DC’s new All-Star line has been designed to re-imagine the early days of some of the publisher’s most iconic characters, and Grant Morrison’s take on Superman is perhaps the most true. This Superman is very much a post-modern view of the classic Silver Age character. Even the title for this issue hearkens back to some of those wild, expository story titles from the 1950’s and 1960’s.

The basic story, a trip to the Fortress by Lois Lane, is charmingly Silver Age, and yet, Morrison has given it a modern bite. Lois not actually believing that Superman is Clark Kent and Superman’s 31st century science lends the tale a fascinatingly weird twist. It leaves the reader feeling slightly disoriented, like being dropped into a familiar room but with all the furniture changed.

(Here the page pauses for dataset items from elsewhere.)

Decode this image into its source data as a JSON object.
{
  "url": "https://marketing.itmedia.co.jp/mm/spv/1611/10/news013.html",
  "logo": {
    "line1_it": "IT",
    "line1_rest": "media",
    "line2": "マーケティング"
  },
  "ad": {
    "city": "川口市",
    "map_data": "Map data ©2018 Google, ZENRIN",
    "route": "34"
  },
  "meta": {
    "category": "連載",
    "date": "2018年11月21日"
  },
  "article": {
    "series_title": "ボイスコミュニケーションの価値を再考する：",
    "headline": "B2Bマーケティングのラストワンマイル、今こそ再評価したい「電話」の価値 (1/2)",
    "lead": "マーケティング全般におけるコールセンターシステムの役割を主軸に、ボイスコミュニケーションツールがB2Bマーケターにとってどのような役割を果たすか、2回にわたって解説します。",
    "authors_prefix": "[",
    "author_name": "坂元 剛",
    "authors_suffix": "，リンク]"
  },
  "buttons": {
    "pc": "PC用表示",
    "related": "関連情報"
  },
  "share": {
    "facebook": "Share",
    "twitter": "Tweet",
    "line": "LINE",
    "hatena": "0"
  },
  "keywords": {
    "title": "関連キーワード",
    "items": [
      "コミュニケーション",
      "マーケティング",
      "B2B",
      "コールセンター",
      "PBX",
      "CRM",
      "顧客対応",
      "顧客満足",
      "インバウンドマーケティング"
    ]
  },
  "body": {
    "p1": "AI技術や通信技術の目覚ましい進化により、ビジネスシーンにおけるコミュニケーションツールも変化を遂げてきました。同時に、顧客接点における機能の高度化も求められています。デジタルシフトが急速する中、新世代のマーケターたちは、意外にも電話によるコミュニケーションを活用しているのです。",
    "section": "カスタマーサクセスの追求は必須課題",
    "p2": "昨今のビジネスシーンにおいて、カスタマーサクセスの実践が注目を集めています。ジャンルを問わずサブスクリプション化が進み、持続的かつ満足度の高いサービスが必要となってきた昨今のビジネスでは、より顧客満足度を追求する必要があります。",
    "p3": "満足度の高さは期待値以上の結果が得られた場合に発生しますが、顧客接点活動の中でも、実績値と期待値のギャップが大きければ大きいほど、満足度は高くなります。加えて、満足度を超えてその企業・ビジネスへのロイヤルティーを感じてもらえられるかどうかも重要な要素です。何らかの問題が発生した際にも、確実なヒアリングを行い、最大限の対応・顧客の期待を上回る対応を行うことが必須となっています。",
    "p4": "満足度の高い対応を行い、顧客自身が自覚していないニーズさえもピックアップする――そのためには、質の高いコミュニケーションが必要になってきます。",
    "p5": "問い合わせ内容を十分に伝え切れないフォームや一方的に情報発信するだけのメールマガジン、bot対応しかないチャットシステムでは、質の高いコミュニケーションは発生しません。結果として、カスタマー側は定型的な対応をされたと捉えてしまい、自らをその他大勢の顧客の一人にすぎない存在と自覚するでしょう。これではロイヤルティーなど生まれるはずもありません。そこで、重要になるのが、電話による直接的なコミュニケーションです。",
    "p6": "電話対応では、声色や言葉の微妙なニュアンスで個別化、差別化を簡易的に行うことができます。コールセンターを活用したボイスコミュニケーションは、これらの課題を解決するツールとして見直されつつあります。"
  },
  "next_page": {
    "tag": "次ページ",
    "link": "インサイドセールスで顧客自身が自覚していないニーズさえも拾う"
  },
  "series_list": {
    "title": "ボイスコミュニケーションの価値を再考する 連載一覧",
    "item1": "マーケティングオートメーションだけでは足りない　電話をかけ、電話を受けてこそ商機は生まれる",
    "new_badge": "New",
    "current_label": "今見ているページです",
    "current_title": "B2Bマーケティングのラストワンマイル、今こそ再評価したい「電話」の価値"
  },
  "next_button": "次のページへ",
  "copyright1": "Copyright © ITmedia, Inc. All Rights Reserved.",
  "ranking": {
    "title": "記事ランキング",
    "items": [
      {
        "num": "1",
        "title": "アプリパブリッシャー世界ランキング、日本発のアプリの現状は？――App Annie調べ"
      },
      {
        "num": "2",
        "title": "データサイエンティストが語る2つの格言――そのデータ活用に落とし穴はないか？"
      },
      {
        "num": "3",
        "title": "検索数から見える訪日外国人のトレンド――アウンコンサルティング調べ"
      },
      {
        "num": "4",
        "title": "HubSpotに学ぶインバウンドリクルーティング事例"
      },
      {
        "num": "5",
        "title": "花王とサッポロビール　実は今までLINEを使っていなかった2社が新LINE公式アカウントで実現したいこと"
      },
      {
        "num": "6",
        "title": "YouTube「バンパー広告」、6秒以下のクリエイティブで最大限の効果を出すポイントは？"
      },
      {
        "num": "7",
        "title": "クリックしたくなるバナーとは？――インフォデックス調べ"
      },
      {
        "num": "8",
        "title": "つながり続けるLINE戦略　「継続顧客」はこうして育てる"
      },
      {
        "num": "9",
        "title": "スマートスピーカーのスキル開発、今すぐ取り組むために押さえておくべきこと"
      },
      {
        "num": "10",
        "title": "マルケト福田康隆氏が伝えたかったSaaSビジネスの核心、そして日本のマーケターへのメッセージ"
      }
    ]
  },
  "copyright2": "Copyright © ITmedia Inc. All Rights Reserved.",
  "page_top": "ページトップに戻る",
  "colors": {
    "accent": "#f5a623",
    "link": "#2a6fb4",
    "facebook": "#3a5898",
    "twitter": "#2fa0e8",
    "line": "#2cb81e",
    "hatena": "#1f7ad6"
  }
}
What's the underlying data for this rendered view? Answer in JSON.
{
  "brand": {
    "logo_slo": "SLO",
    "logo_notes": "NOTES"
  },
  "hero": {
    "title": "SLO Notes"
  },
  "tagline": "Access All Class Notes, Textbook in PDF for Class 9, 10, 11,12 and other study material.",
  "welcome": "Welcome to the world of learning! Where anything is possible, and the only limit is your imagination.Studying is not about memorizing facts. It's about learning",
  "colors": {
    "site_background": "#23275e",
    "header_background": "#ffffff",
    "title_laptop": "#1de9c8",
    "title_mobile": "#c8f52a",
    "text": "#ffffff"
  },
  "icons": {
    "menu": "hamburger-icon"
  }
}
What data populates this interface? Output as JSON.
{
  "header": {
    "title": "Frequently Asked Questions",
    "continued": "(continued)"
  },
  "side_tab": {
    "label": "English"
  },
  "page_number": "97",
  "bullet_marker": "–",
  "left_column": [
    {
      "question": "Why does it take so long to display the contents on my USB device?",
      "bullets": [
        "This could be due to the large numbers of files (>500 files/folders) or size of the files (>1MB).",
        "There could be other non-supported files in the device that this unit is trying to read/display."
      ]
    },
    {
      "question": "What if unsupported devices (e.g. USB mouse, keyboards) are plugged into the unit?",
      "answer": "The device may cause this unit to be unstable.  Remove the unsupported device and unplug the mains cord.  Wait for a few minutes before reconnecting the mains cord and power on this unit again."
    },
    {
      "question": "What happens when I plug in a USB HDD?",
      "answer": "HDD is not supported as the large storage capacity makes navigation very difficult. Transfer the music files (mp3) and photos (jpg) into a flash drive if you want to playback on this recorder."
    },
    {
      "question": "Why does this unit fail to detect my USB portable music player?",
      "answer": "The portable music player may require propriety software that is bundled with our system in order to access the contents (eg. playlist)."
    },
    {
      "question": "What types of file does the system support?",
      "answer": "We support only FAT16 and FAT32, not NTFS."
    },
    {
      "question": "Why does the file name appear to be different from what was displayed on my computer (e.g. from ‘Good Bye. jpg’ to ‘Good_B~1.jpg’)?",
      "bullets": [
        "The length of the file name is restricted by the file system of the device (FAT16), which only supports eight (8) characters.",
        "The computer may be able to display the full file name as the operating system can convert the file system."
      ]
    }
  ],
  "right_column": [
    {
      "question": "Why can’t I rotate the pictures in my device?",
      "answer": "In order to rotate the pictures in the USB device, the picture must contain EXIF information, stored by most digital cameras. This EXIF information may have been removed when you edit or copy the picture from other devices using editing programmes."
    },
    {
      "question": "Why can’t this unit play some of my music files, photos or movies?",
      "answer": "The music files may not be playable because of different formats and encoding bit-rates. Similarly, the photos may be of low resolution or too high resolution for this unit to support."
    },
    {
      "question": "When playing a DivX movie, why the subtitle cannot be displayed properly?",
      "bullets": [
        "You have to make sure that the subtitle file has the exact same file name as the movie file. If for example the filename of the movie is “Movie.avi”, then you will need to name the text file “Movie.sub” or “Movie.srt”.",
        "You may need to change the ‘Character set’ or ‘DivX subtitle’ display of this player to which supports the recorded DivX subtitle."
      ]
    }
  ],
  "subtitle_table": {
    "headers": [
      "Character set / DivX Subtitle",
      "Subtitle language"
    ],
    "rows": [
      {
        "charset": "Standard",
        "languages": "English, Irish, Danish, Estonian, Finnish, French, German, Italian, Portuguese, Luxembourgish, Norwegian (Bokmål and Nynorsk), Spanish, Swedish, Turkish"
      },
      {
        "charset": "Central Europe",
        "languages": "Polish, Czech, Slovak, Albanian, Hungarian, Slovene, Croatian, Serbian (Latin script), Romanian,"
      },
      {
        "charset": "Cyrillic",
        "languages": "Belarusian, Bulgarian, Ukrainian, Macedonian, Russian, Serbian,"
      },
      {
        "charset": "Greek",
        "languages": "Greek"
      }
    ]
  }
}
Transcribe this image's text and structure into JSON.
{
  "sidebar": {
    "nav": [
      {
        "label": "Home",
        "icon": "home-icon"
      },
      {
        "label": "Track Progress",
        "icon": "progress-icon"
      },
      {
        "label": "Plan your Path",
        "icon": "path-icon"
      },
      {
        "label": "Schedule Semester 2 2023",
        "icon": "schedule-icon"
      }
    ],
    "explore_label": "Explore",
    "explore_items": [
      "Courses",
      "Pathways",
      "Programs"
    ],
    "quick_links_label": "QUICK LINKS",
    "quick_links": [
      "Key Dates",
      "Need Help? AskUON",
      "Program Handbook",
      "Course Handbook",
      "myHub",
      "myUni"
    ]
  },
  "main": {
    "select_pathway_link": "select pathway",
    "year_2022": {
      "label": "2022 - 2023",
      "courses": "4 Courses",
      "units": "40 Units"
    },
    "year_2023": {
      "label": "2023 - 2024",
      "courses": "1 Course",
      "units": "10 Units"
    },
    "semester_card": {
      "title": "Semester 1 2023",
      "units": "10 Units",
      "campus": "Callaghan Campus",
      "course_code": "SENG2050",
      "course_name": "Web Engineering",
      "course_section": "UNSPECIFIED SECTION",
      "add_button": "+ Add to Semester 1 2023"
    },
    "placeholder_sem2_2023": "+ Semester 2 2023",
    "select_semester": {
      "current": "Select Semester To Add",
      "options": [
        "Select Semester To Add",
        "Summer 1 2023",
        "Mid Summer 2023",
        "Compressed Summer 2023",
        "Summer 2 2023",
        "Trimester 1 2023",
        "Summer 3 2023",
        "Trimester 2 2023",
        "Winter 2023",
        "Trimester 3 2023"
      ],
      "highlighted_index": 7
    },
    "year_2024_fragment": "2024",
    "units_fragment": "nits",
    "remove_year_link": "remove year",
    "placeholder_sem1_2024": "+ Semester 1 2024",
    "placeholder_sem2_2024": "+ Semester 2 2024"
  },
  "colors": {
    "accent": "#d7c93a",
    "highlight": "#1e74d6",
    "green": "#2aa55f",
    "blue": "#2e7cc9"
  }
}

Morrison has also chosen to return Superman to his pre-Crisis power levels – back in the days when the character could do things like juggle planets and fly in the vacuum of space without oxygen. These power levels, though, are balanced out by the transformation of the Man of Steel into a more boyish character. Rather than the confident powerhouse, readers find a somewhat sweet, slightly unsure, and eager to please Superman.

The artwork by the veteran Frank Quitely does a perfect job of capturing this boyish quality while still making sure Superman appears as an adult. In arguably one of the best sequences in the issue, Quitely draws Superman standing before a mirror and ‘becoming’ Clark Kent in Superman’s costume. The whole time the image in the mirror continues to reflect his true self and in this subtle way, Quitely does an excellent job of showing why people could never suspect Clark of being Superman.

All-Star Superman is a reminder that the stories of the past have a resonance for the present – at least in the hands of the right creators. By letting Grant Morrison go and allowing him to take Superman back in a new direction, DC has given readers a fresh look at an old favorite.